C’est l’histoire d’un empereur, d’un archange et d’un philosophe : César, Michel et Aristide.
Le concert d’hier soir, c’est l’histoire de ces trois magiciens réunis : voilà 40 ans que Michel Bouvard fréquente César Franck, et 26 ans qu’il est un intime du grand orgue de Saint-Sernin construit par Aristide Cavaillé-Coll. L’équation parfaite. Et donc, ce mardi 11 octobre, dans le cadre du Festival Toulouse les Orgues, Michel Bouvard donnait sa lecture des « Trois chorals pour grand orgue, avec pédale obligée » de César Franck.
Les « Trois chorals », composés durant l’été 1890, comptent parmi les dernières œuvres composées par César Franck. Il meurt à peine plus d’un mois après la composition du troisième, fauché en plein période créatrice. Michel Bouvard, dans sa longue et belle introduction au concert, nous livrait cette anecdote : un an avant, le compositeur correspondant avec l’un de ses élèves disait : « un jour j’écrirai des chorals, comme Jean-Sébastien Bach, mais sur un autre plan ». De fait, le grand compositeur romantique français est un spécialiste de la forme dite cyclique, mais aussi d’une harmonie chromatique en glissements, en digressions, familière de la dissonance jusqu’à la 9ème, mais ne perdant jamais le fil tonal ni le souffle lyrique. Bien loin du souvenir que l’on a des chorals de Bach !
L’œuvre a été composée sur un Cavaillé-Coll, celui de Sainte-Clotilde à Paris, dont Franck était titulaire. L’orgue de Saint-Sernin est du même facteur ; il a été inauguré un an avant la mort du compositeur ; cela aurait pu être lui qui tienne les claviers ! Toujours est-il que la grande lisibilité de la forme, à quoi s’ajoute la parfaite acoustique de St Sernin et l’accord remarquable préparé par le facteur castrais Franz Lefevre, permettaient un éclairage exceptionnel sur la polyphonie.
Ce mardi, c’était la foule des grands soirs. Longue queue sur le parvis, basilique pleine à craquer, bruissements et attente : l’un des plus beaux concerts du festival. Quand le maître apparaît aux marches du chœur, c’est un silence parfait pour écouter son introduction. Silence encore quand il remonte la nef et escalade jusqu’à la tribune. Silence enfin tout au long des chorals, enchaînés.
Le premier choral, dédié à Eugène Gigout, un autre grand organiste romantique français, nous plonge d’emblée dans une atmosphère instable : chromatismes, changements de claviers, de registrations, transformation de l’armature jusque toutes les deux mesures… la tonalité est pour le moins mouvante ! Ce qui en fait peut-être le moins aisé à suivre.
Le deuxième choral est dédié à Auguste Durand, le fameux éditeur de musique, qui était lui aussi organiste. Le thème principal qui traverse la pièce, à trois temps, s’apparente à une passacaille, fermement prononcée à la pédale… mais qui glisse très vite dans les aigus du clavier puis se transforme. Les silences sont fréquents, importants, somptueux. Un court passage sur le jeu de voix humaine, animé par un tremblant doux, sur un fond de principal de 32 pieds (un jeu qui fait 10 mètres de haut !) provoque encore des frissons dans ma mémoire.
Le troisième choral est dédié à Augusta Holmès, compositrice française contemporaine de César Franck.

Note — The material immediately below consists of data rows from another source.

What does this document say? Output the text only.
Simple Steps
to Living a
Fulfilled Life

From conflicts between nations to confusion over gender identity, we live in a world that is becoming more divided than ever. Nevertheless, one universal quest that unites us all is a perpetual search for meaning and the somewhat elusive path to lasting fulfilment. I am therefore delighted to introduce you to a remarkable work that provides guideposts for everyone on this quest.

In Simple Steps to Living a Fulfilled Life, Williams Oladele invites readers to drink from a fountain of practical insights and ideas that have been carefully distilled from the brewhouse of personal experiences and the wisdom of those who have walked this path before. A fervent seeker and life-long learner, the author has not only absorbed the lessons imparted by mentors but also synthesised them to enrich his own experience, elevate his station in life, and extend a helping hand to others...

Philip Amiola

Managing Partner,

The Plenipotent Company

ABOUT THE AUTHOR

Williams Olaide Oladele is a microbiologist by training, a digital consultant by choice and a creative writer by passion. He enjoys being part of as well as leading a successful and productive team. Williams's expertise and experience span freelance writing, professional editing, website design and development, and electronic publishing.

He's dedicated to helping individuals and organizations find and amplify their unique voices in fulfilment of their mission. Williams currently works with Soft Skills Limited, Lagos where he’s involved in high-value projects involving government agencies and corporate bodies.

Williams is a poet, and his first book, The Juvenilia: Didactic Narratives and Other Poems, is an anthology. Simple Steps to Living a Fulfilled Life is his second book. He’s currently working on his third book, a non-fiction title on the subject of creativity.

C’est le plus connu. Le plus virtuose aussi, avec beaucoup de passages en écriture pianistique, avec des traits traîtres très à découvert. Mais comme pour les deux premiers, Michel Bouvard est impérieux, sûr, maître… Qui a dit que la perfection était ennuyeuse ? Il n’était pas là hier soir !

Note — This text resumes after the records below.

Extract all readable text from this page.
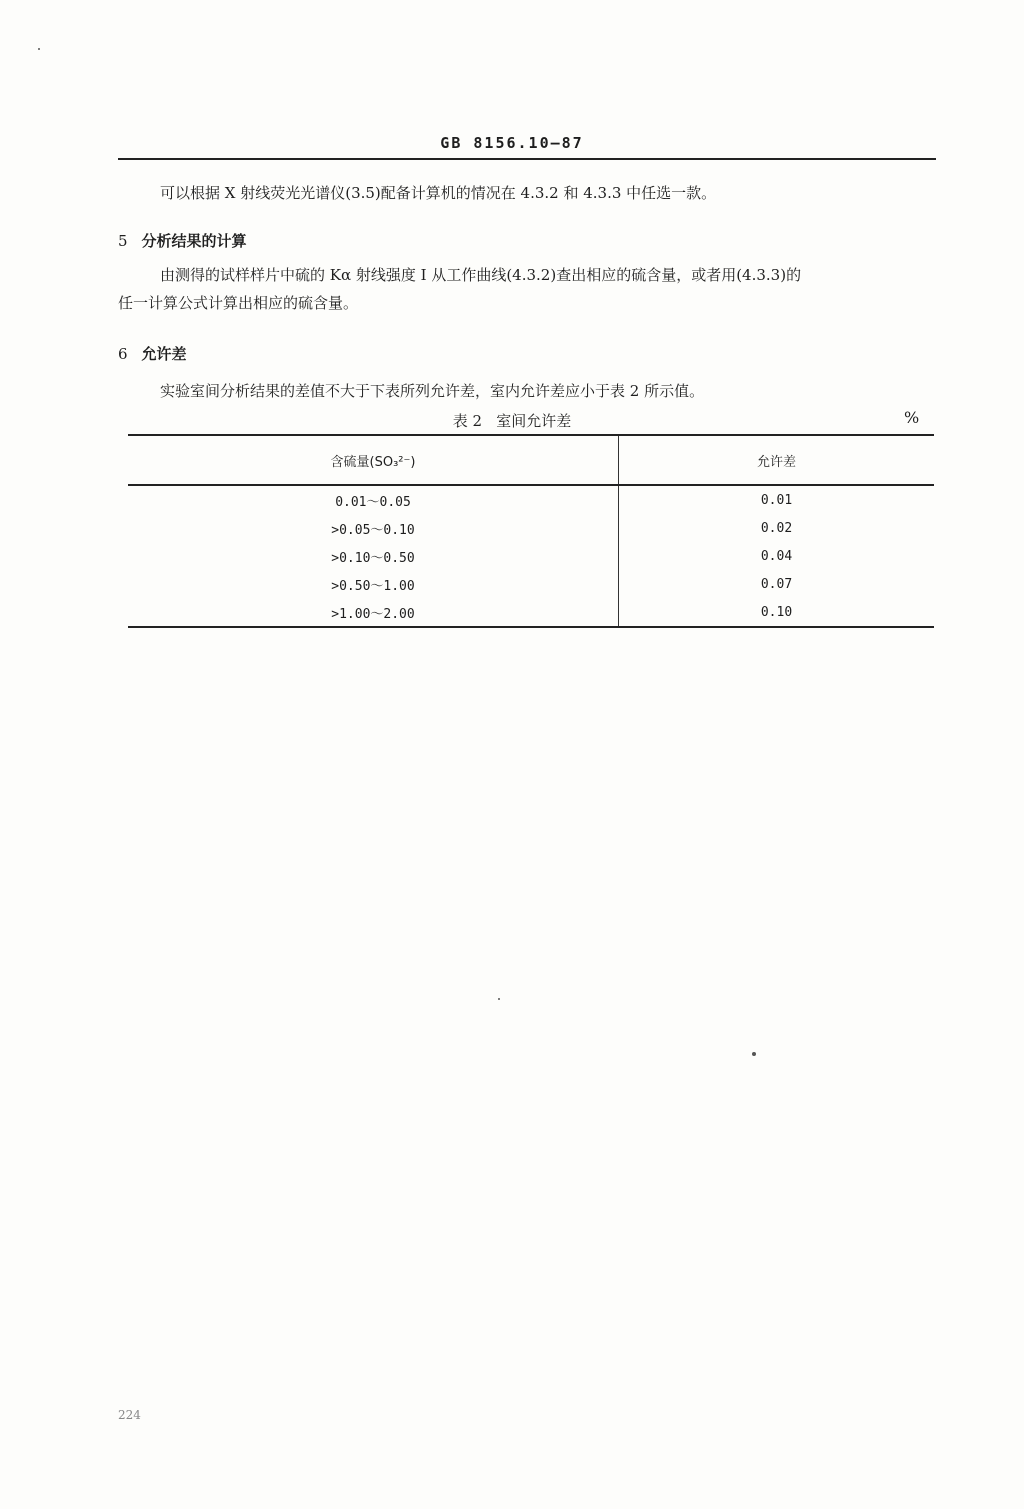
GB 8156.10—87
可以根据 X 射线荧光光谱仪(3.5)配备计算机的情况在 4.3.2 和 4.3.3 中任选一款。
5 分析结果的计算
由测得的试样样片中硫的 Kα 射线强度 I 从工作曲线(4.3.2)查出相应的硫含量，或者用(4.3.3)的
任一计算公式计算出相应的硫含量。
6 允许差
实验室间分析结果的差值不大于下表所列允许差，室内允许差应小于表 2 所示值。
表 2   室间允许差	%
含硫量(SO₃²⁻)	允许差
0.01～0.05	0.01
>0.05～0.10	0.02
>0.10～0.50	0.04
>0.50～1.00	0.07
>1.00～2.00	0.10
224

En guise de rappel, ou plutôt en quatrième partie, l’organiste proposait le triptyque « prélude, fugue et variations », composé par un jeune César Franck, tout en poésie et douceur.
Vous avez manqué ce récital ? L’introduction de Michel Bouvard est perdue à jamais, mais pas son interprétation de l’œuvre : dans un bel album de deux disques enregistrés justement à Saint-Sernin, vous pouvez retrouver toute la verve du maître. Comme il me le confirmait à la fin du concert : la registration de l’orgue était la même hier soir que dans le disque ! Ce qui n’enlève rien au mérite des tireurs de jeu, ces artistes-factotums placés de part et d’autre du maître, qui ont passé leur soirée à actionner des jeux à la micro-seconde près…
Allez, le festival n’est pas fini, il reste encore une foule de concerts, dont le plus émouvant sera peut-être l’adieu au grand orgue du Taur samedi matin, avant sa restauration complète. Un concert où l’on pourra prier à la mémoire celui qui l’a tenu tant d’années, le très regretté Jean-Claude Guidarini.